The Medicaid issue discussion
Bivens said that the state owes almost $2 billion to Medicaid providers, and that Illinois is #1 in the country with late and delinquent payments to these providers. "It's a scenario that we don't want to be #1 in," Bivens stated. "Deadbeat Dads go to jail if they don't pay child support. We're the State of Illinois, we should pay our bills."
Another problem is inverified claims with Medicaid. Providers agree that a Verification System is needed. One provider told Bivens of a couple living together that had a combined income of $90,000 and had healthcare coverage from their employers, yet had a Medicaid card.
"A simple verification process would save the state millions, if not billions of dollars every year," Bivens said.
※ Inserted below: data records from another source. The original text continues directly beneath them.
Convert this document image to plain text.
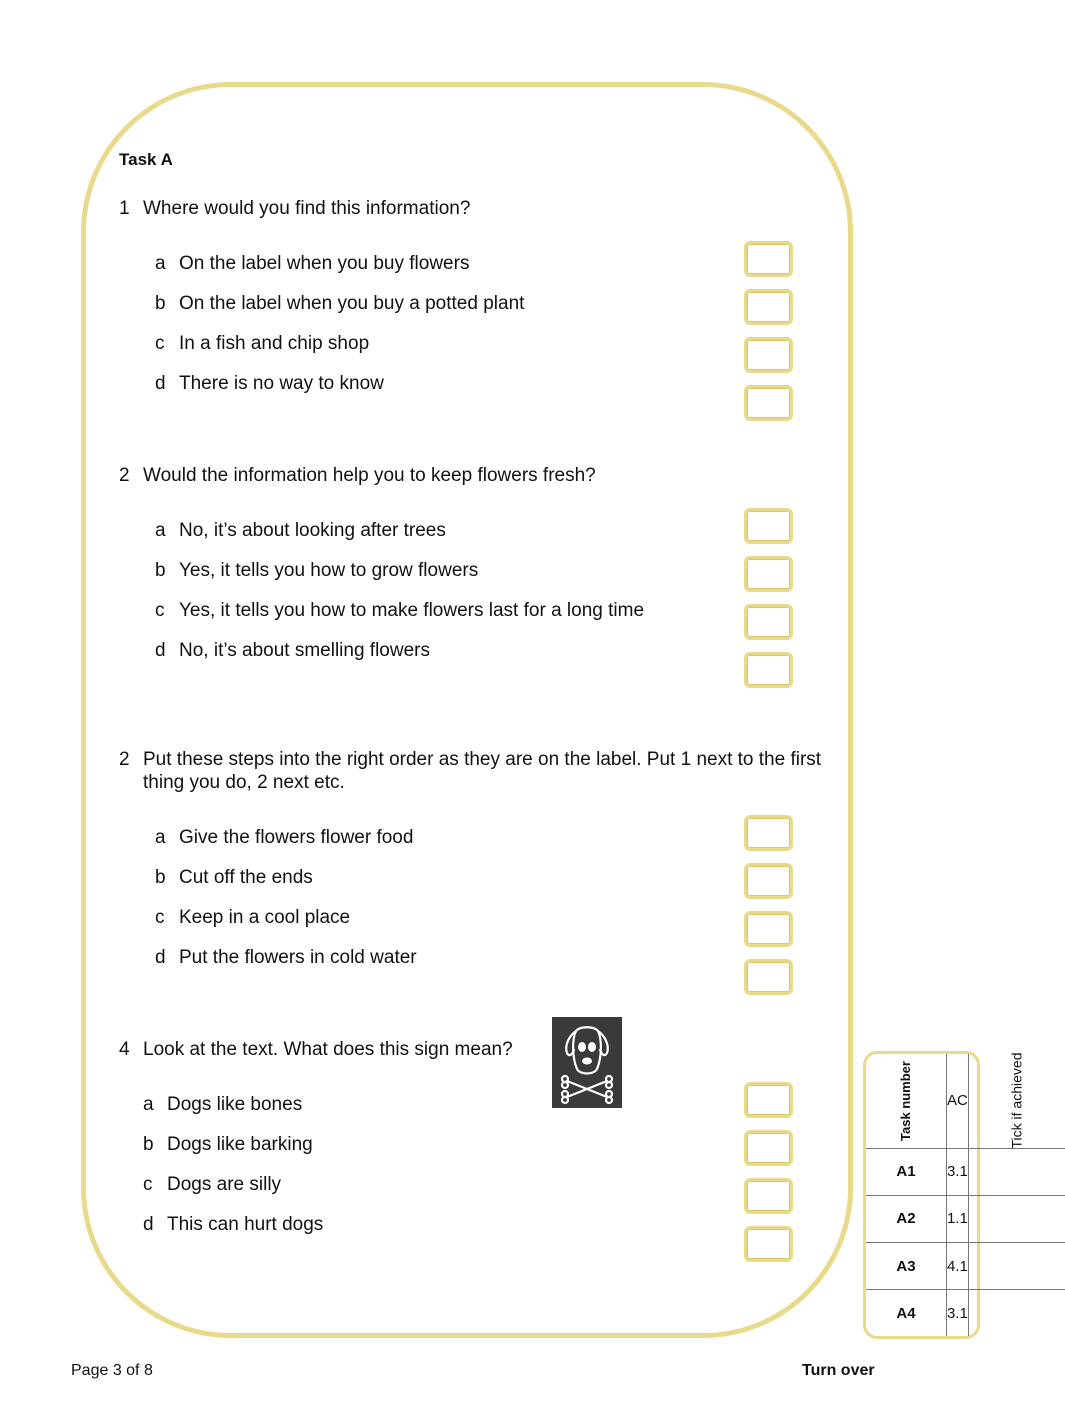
Task A
1 Where would you find this information?
a On the label when you buy flowers
b On the label when you buy a potted plant
c In a fish and chip shop
d There is no way to know
2 Would the information help you to keep flowers fresh?
a No, it’s about looking after trees
b Yes, it tells you how to grow flowers
c Yes, it tells you how to make flowers last for a long time
d No, it’s about smelling flowers
2 Put these steps into the right order as they are on the label. Put 1 next to the first thing you do, 2 next etc.
a Give the flowers flower food
b Cut off the ends
c Keep in a cool place
d Put the flowers in cold water
4 Look at the text. What does this sign mean?
a Dogs like bones
b Dogs like barking
c Dogs are silly
d This can hurt dogs
Task number	AC	Tick if achieved
A1	3.1	
A2	1.1	
A3	4.1	
A4	3.1	
Page 3 of 8	Turn over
Cross remembered action taken by former Gov. Jim Edgar, who used to take state revenue growth every year, and use the new money to pay down the Medicaid liabilioty. "Blagijevich has never done that," Cross stated. "What he's done is sort of a double-whammy. He's expanded Medicaid, so the rolls go up. And he hasn't used any real money to pay it down, so he ends up having to borrow and paying interest. The reforms are real. But instead of starting new programs with money that's come in, let's take care of existing issues. Spending in this state since the Blagojevich administration has taken over has increased by over $6 billion dollars in six years. We've balanced budgets by not paying Medicaid, and short-changing one of the worst-funded pension systems in the country."
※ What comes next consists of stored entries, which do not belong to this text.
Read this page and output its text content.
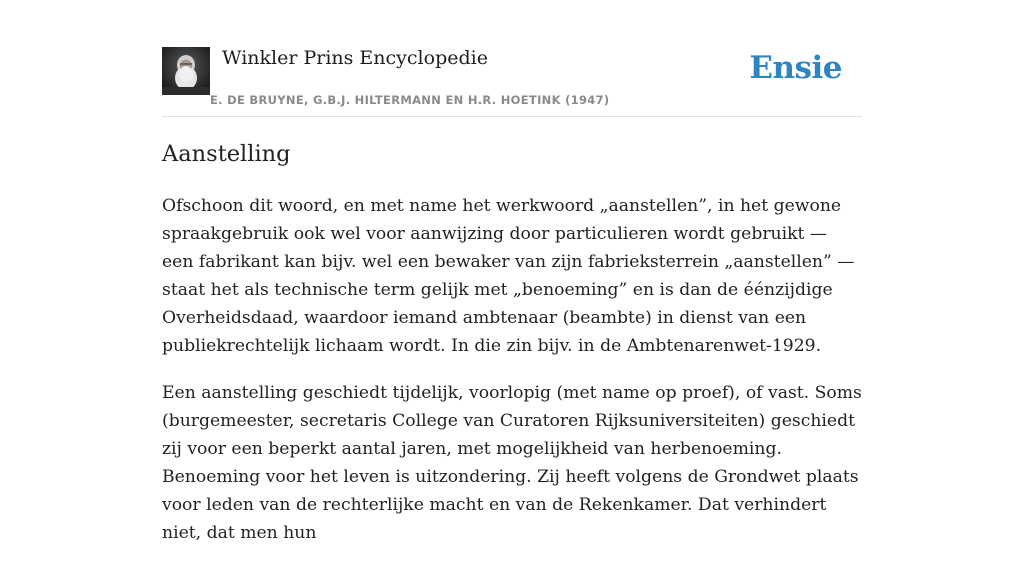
Winkler Prins Encyclopedie
E. DE BRUYNE, G.B.J. HILTERMANN EN H.R. HOETINK (1947)
Ensie
Aanstelling

Ofschoon dit woord, en met name het werkwoord „aanstellen”, in het gewone spraakgebruik ook wel voor aanwijzing door particulieren wordt gebruikt — een fabrikant kan bijv. wel een bewaker van zijn fabrieksterrein „aanstellen” — staat het als technische term gelijk met „benoeming” en is dan de éénzijdige Overheidsdaad, waardoor iemand ambtenaar (beambte) in dienst van een publiekrechtelijk lichaam wordt. In die zin bijv. in de Ambtenarenwet-1929.

Een aanstelling geschiedt tijdelijk, voorlopig (met name op proef), of vast. Soms (burgemeester, secretaris College van Curatoren Rijksuniversiteiten) geschiedt zij voor een beperkt aantal jaren, met mogelijkheid van herbenoeming. Benoeming voor het leven is uitzondering. Zij heeft volgens de Grondwet plaats voor leden van de rechterlijke macht en van de Rekenkamer. Dat verhindert niet, dat men hun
Cross said revenue growth has been slow, but in the past several years, Illinois has received $600 to $700 million in new dollars every year. But existing obligations have been ignored.
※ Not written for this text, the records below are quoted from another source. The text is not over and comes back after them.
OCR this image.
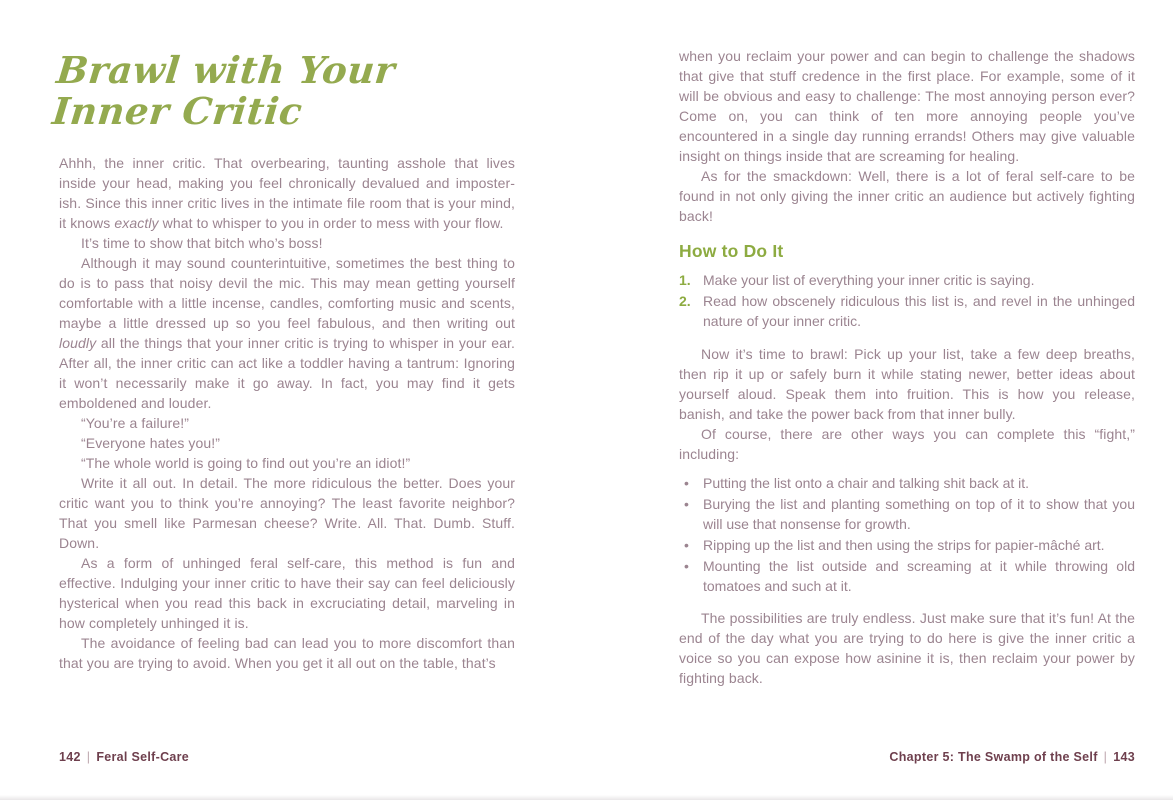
Brawl with Your
Inner Critic

Ahhh, the inner critic. That overbearing, taunting asshole that lives inside your head, making you feel chronically devalued and imposter-ish. Since this inner critic lives in the intimate file room that is your mind, it knows exactly what to whisper to you in order to mess with your flow.

It’s time to show that bitch who’s boss!

Although it may sound counterintuitive, sometimes the best thing to do is to pass that noisy devil the mic. This may mean getting yourself comfortable with a little incense, candles, comforting music and scents, maybe a little dressed up so you feel fabulous, and then writing out loudly all the things that your inner critic is trying to whisper in your ear. After all, the inner critic can act like a toddler having a tantrum: Ignoring it won’t necessarily make it go away. In fact, you may find it gets emboldened and louder.

“You’re a failure!”

“Everyone hates you!”

“The whole world is going to find out you’re an idiot!”

Write it all out. In detail. The more ridiculous the better. Does your critic want you to think you’re annoying? The least favorite neighbor? That you smell like Parmesan cheese? Write. All. That. Dumb. Stuff. Down.

As a form of unhinged feral self-care, this method is fun and effective. Indulging your inner critic to have their say can feel deliciously hysterical when you read this back in excruciating detail, marveling in how completely unhinged it is.

The avoidance of feeling bad can lead you to more discomfort than that you are trying to avoid. When you get it all out on the table, that’s

142 | Feral Self-Care

when you reclaim your power and can begin to challenge the shadows that give that stuff credence in the first place. For example, some of it will be obvious and easy to challenge: The most annoying person ever? Come on, you can think of ten more annoying people you’ve encountered in a single day running errands! Others may give valuable insight on things inside that are screaming for healing.

As for the smackdown: Well, there is a lot of feral self-care to be found in not only giving the inner critic an audience but actively fighting back!

How to Do It
1. Make your list of everything your inner critic is saying.
2. Read how obscenely ridiculous this list is, and revel in the unhinged nature of your inner critic.

Now it’s time to brawl: Pick up your list, take a few deep breaths, then rip it up or safely burn it while stating newer, better ideas about yourself aloud. Speak them into fruition. This is how you release, banish, and take the power back from that inner bully.

Of course, there are other ways you can complete this “fight,” including:

•	Putting the list onto a chair and talking shit back at it.
•	Burying the list and planting something on top of it to show that you will use that nonsense for growth.
•	Ripping up the list and then using the strips for papier-mâché art.
•	Mounting the list outside and screaming at it while throwing old tomatoes and such at it.

The possibilities are truly endless. Just make sure that it’s fun! At the end of the day what you are trying to do here is give the inner critic a voice so you can expose how asinine it is, then reclaim your power by fighting back.

Chapter 5: The Swamp of the Self | 143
"It's not a money problem, it's a spending problem," said Bivens.
Asked how the proposed sale of the Illinois Lottery system would affect funding of Illinois' education system, since revenue from the Lottery has funded programs in the past, Cross said there are various proposals on the table being considered, and leasing the Lottery is one of them.
"Every legislator is concerned about the issue. There are drafts floating around that would create enough of a pot of money to be sure we don't go below the amount normally provided to education, and whether pro- or con- on the Lottery issue, every legislator is concerned about the possible shortfall."
Bruckner said that some are saying that 20% of the sale amount would be earmarked for education and that it would maintain the current spending. "I don't believe it, but that's the story Madigan is coming out with to blunt that criticism."
"If we lease it, you've got to find a mechanism that makes sure you don't lose that amount of money to public schools," Cross said.
How will the State of Illinois change with Madigan, Jones, and Blagojevich at the helm? Cross said the mixture of these three legislators is so volatile, that "They can't be there. It may take one of them being gone, or all 3 being gone. They hate each other. I'm not telling you anything out of school. They will not sit in a room together. One of the reasons we have an unbalanced budget, and no capital bill, is because they wouldn't sit down and reconcile the numbers, the revenue and the spending. For whatever reason, they can't do it."
What about the Thomson Prison?
"You don't know with this Governor from day to day. He lacks leadership skills. The Governor's leadership style is reward and retribution," Bivens said. "He rewards those who follow his lead, and gives retribution to those that don't. That's not leadership. The Democratic majority has squandered their opportunity to do great things the past six years. But it's now a reactionary government. He operates on emotion. Who knows what will happen with the prison?"
"If the prison doesn't open," Bruckner said, "a civil rights suit will be considered to protect the guards and prisoners. It would force the state to spend the money to do this. This action will be considered after the November election, if he double-crosses us for the fourth time. Isn't four times enough?"